Statins, the 3-hydroxy-3-methylglutaryl-cooenzyme A (HMG-CoA) reductase inhibitors, have been shown to inhibit the migration of macrophages and smooth muscle cell proliferation leading to an antiproliferative effect. Although this beneficial effect of statins has been suggested to be independent of lipid lowering properties, the possible mechanisms responsible for this action is largely unknown. Gap junctions, which serve as channels for direct intercellular exchange of ions, secondary messengers, and small signaling molecules, play an important role in tissue homeostasis and regulation of growth, differentiation, and development. This study was designed to test the hypothesis that expression of the component proteins of gap junctions, connexins 40 and 43 (Cx40 and Cx43), is upregulated in arteries subjected to balloon injury and that this upregulation can be suppressed by statin therapy. Male New Zealand white rabbits were subjected to injury in which an angioplasty catheter was introduced into the right iliac artery from the femoral artery under fluoroscopic guidance.

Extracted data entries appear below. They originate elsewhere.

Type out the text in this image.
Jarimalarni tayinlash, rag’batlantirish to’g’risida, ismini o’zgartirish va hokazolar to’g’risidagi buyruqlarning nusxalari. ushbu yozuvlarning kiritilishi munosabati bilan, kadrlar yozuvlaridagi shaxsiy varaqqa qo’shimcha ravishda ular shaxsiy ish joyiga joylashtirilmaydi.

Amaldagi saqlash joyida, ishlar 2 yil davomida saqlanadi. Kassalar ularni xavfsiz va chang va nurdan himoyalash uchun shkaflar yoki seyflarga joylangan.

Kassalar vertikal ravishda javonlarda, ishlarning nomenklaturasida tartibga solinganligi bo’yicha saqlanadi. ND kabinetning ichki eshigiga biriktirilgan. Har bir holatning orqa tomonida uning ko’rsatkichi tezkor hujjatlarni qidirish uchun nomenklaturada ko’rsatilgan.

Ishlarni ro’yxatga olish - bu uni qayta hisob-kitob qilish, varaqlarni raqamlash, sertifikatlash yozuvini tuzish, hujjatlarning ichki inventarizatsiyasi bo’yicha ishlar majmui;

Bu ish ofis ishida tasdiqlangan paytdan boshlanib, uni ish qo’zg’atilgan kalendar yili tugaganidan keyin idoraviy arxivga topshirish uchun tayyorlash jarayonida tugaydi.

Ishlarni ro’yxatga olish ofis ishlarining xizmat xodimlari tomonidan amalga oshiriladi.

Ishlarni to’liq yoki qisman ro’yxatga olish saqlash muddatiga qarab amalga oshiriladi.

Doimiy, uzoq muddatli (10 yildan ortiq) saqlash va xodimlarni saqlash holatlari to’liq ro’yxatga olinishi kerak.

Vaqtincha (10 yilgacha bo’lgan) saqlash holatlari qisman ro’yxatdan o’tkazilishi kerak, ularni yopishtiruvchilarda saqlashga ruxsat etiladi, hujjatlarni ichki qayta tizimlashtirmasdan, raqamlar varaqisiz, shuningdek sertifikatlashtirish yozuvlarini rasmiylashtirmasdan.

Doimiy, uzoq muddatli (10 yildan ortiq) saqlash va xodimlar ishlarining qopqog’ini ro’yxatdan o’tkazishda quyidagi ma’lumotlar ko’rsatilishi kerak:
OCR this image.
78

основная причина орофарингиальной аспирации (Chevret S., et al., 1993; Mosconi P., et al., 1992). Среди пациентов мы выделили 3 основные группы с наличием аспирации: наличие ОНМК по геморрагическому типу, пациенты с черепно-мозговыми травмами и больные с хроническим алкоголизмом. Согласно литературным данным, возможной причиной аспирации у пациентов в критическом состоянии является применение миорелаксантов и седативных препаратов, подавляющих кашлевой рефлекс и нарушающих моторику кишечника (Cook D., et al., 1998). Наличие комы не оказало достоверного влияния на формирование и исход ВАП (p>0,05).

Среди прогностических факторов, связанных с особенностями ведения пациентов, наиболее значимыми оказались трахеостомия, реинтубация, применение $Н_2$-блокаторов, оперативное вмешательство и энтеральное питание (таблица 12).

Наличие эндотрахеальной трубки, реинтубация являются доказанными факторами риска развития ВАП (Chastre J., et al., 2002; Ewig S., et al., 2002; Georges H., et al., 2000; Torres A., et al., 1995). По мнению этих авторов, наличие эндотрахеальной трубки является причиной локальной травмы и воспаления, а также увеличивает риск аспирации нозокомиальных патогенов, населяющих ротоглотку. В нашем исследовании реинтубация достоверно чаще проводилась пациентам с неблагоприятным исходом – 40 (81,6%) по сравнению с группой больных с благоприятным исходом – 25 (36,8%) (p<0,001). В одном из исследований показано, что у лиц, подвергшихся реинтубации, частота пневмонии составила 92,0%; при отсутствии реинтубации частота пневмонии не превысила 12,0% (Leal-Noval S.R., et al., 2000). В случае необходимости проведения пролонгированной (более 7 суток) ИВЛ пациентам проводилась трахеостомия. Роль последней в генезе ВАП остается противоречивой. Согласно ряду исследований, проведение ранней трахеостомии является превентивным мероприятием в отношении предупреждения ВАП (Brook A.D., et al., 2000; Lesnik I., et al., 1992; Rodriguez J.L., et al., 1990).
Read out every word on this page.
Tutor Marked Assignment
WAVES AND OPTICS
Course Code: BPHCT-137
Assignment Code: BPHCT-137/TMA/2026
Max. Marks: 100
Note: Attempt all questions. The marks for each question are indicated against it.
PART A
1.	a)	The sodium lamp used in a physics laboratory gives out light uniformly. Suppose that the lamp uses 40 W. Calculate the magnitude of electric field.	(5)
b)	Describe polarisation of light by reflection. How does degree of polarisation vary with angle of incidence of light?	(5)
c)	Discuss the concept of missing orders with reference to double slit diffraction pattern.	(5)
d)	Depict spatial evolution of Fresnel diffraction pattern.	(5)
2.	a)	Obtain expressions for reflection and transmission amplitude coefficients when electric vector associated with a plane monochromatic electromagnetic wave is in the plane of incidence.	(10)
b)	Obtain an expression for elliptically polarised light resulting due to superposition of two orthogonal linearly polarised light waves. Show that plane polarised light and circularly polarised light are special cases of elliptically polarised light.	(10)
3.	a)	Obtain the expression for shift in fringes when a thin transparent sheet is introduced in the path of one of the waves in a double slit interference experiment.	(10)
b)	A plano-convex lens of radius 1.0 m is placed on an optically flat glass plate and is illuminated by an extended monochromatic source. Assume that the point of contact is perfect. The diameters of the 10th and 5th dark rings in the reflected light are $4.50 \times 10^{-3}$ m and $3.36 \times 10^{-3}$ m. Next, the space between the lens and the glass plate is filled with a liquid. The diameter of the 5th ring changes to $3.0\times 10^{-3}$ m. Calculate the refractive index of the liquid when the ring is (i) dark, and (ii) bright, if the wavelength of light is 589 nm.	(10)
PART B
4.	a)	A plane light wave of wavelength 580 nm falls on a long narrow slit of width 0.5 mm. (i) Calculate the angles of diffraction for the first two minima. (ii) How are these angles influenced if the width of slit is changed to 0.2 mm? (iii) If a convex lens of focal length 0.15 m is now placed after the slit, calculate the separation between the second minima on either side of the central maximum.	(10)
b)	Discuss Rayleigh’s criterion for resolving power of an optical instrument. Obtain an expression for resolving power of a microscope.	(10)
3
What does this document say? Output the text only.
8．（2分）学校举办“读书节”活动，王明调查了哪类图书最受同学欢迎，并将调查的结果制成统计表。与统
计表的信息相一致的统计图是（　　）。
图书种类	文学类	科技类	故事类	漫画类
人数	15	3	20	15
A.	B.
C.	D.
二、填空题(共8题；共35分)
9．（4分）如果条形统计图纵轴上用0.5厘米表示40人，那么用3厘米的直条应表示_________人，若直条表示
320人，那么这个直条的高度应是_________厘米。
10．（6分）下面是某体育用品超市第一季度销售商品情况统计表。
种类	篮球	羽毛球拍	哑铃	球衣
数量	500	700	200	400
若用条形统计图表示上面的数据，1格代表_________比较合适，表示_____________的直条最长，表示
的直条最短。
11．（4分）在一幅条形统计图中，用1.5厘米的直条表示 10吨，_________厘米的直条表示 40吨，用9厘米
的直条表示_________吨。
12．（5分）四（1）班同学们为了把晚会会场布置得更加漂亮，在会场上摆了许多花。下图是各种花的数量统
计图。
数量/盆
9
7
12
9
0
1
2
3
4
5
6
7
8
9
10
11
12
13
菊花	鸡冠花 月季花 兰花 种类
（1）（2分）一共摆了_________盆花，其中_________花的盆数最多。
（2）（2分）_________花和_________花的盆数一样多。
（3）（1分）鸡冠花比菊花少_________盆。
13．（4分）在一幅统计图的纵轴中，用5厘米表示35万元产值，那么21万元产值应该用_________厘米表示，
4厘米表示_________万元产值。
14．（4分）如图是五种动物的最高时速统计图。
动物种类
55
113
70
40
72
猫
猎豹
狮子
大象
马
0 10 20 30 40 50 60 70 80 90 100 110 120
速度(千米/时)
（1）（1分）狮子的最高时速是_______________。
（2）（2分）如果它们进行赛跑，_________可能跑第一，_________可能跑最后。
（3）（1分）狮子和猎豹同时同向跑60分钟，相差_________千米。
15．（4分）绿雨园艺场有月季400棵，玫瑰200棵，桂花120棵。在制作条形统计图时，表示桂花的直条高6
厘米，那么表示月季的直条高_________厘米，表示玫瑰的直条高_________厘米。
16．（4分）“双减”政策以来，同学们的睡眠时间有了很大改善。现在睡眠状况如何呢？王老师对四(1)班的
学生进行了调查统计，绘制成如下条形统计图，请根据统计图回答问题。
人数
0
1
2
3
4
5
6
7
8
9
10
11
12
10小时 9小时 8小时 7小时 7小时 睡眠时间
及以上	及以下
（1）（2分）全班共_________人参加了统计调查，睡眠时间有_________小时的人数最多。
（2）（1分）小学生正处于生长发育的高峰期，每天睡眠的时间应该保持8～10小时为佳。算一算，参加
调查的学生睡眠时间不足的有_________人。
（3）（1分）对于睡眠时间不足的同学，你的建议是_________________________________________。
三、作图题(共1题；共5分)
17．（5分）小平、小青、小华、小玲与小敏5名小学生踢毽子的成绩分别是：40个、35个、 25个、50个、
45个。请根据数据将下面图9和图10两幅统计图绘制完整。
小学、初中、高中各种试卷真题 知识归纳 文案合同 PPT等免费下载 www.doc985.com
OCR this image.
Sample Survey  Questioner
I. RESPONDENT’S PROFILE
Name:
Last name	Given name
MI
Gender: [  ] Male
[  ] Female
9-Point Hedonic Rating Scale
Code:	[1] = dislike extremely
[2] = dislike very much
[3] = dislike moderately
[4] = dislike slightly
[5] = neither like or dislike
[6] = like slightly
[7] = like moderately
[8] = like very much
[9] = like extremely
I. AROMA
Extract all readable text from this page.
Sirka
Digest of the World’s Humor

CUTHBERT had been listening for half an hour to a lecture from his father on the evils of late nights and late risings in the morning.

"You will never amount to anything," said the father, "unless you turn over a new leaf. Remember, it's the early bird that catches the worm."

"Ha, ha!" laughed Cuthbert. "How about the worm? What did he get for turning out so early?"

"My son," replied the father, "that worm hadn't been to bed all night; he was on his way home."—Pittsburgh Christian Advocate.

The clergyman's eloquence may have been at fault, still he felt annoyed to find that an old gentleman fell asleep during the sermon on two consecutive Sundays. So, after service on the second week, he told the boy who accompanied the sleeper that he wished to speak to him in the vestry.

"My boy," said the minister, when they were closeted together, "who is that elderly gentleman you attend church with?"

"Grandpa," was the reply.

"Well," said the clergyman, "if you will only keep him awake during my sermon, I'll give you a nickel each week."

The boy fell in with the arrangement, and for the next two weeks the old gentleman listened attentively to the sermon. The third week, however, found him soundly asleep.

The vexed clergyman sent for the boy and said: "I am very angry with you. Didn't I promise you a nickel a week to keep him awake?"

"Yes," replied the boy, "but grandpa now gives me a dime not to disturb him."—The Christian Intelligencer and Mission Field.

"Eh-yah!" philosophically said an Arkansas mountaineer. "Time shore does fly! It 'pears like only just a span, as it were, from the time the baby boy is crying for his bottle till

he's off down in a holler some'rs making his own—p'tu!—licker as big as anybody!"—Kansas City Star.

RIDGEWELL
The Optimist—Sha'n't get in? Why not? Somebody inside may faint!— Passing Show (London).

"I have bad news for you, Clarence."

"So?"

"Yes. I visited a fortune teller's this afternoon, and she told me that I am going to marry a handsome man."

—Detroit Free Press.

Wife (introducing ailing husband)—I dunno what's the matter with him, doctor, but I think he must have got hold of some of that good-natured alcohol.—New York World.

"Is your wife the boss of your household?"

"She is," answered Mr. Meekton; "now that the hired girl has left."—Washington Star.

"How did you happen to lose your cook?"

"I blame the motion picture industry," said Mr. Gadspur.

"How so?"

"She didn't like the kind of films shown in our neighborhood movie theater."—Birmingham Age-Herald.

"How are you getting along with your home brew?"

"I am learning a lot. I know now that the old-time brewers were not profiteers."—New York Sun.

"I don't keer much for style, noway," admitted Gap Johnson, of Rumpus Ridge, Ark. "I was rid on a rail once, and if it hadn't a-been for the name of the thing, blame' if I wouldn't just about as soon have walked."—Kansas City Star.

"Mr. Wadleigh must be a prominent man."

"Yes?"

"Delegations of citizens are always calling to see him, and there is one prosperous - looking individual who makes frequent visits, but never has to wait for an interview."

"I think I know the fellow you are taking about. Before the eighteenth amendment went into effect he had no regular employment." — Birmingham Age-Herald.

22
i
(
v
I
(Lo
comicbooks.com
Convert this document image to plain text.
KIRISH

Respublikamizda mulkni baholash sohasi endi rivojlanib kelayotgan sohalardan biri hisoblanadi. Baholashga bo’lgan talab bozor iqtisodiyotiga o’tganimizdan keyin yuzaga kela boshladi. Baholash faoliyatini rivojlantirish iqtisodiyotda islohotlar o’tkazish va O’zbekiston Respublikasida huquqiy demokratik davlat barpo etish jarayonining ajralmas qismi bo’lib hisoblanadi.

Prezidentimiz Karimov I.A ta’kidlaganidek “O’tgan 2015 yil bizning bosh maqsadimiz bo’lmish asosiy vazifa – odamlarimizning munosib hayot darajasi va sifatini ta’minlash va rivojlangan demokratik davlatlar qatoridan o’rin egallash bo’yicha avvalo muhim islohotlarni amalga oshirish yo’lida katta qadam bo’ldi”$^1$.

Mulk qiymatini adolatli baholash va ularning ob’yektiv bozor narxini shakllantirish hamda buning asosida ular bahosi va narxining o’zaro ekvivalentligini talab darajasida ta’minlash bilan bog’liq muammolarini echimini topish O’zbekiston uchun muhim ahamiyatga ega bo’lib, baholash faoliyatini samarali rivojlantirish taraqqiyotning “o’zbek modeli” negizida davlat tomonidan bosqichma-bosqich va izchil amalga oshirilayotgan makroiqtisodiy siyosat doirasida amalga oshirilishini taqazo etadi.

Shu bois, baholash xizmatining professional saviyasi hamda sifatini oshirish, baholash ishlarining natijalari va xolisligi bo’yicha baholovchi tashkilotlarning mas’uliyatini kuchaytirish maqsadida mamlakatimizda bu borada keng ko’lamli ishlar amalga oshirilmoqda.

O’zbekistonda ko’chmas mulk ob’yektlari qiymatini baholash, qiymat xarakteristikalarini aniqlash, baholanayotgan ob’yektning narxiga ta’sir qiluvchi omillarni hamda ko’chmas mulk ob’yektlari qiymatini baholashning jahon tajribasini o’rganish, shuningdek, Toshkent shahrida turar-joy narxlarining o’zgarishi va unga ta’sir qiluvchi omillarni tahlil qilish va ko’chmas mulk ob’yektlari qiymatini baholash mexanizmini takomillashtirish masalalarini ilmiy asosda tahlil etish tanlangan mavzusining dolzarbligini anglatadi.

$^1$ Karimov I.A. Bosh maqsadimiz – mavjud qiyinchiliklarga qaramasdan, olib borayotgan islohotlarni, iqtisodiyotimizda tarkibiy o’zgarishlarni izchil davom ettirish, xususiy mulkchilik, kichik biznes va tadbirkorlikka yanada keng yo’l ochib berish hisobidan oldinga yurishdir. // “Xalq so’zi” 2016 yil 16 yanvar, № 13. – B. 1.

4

Five groups of rabbits (n = 6 to 7) were treated for 2 weeks with one of the following: balloon injury (BL); BL+lovastatin (BL+L, 10 mg/kg/day); BL+fluvastatin (BL+F, 10 mg/kg/day); sham operation (Sham); and control (Con). Immunohistochemistry studies showed that Cx40 and Cx43 were expressed in normal smooth muscle cells (SMC) throughout the media. Reverse transcription-polymerase chain reaction and Western blot analysis showed that Cx40 and Cx43 mRNA and protein expression was elevated after injury (P < .001 for both proteins and both assays), and these elevations were suppressed by lovastatin and fluvastatin to a similar degree (P < .05 for both drugs and both assays). Immunostaining of Cx40 and Cx43 was consistently enhanced in the neointimal area after injury and lovastatin and fluvastatin reduced staining of these proteins in the lessened neointimal layer. Transmission electron microscopy revealed that there were abundant gap junctions between neointimal SMC as well as fewer and smaller gap junctions after statin treatment. Therefore, balloon injury causes upregulation of Cx40 and Cx43 in neointimal SMC. Lovastatin and fluvastatin suppress upregulated Cx40 and Cx43 expression and reduce neointimal proliferation, suggesting that Cx40 and Cx43 may play a role in statin-induced antiproliferative effect.